Born in Falmouth, Massachusetts, his father, Samuel Lewis Sr., was the captain of a sea vessel. In 1813 the family migrated west and settled in Cincinnati, where young Samuel took up the study of law, and was admitted to the bar in 1822. As a young lawyer one of Lewis's clients was the Cincinnati philanthropist William Woodward, and in 1826, when Woodward endowed a fund to create one of the first free public schools in America, the historic Woodward Free Grammar School. Lewis was made a trustee of the school for life, with the power of appointing his successor. Notable educators associated with this school in its early days include Joseph Ray and William McGuffey, the author of the McGuffey's Readers. In 1831 Lewis was one of the organizers of an annual teachers' institute that met in Cincinnati for many years, and in 1837, when the state legislature created the office of Superintendent of Common Schools, Lewis was named the first incumbent of the office for a three-year term. During his term in office he is said to have visited 300 schools, traveling on horseback. More than 1400 new schoolhouses were constructed in Ohio during his tenure. His report to the Ohio legislature requested additional teacher pay and the need for small class size.
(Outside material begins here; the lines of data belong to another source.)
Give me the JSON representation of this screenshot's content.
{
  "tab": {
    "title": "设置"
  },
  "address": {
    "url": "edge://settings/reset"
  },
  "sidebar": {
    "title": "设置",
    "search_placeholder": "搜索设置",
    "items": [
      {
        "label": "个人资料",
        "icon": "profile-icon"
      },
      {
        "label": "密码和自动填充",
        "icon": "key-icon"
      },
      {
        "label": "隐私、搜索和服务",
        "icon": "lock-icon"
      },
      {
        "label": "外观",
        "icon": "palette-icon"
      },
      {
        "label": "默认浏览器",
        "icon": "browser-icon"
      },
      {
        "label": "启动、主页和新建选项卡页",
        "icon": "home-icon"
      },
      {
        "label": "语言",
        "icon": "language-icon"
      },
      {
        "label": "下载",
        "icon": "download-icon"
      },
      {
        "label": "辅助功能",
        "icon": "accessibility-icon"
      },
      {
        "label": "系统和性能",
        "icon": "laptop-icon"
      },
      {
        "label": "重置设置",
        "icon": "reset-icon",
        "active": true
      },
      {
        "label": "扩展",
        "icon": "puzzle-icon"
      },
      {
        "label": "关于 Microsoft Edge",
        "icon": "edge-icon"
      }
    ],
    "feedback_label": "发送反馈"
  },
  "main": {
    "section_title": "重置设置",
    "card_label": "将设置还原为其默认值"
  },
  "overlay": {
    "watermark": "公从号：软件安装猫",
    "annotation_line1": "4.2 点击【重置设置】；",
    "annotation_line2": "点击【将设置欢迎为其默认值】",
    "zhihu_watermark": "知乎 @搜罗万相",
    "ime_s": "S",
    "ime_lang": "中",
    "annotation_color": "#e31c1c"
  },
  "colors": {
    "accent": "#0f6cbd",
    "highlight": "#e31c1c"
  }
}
After leaving office Lewis, who up to that time had been a Whig, affiliated with the abolitionist Liberty Party. In 1846 he stood for office as the Liberty Party's candidate for governor of Ohio, coming in a distant third in the final canvass behind the Whig and Democratic nominees, with 11,000 votes. In 1851 he was once again an unsuccessful candidate for governor, this time as the nominee of the Free Soil party, polling 17,000 votes. In 1852 he attended the national convention of the Free Soil party where his name was put forward as a candidate for the party's vice-presidential nomination; he withdraw after coming in second to the eventual nominee, George W. Julian, on the first ballot. In 1853 he ran again as the Free Soil nominee for governor, increasing his vote total to 50,346. He died on July 28, 1854, of a typhoid fever, at the age of 55.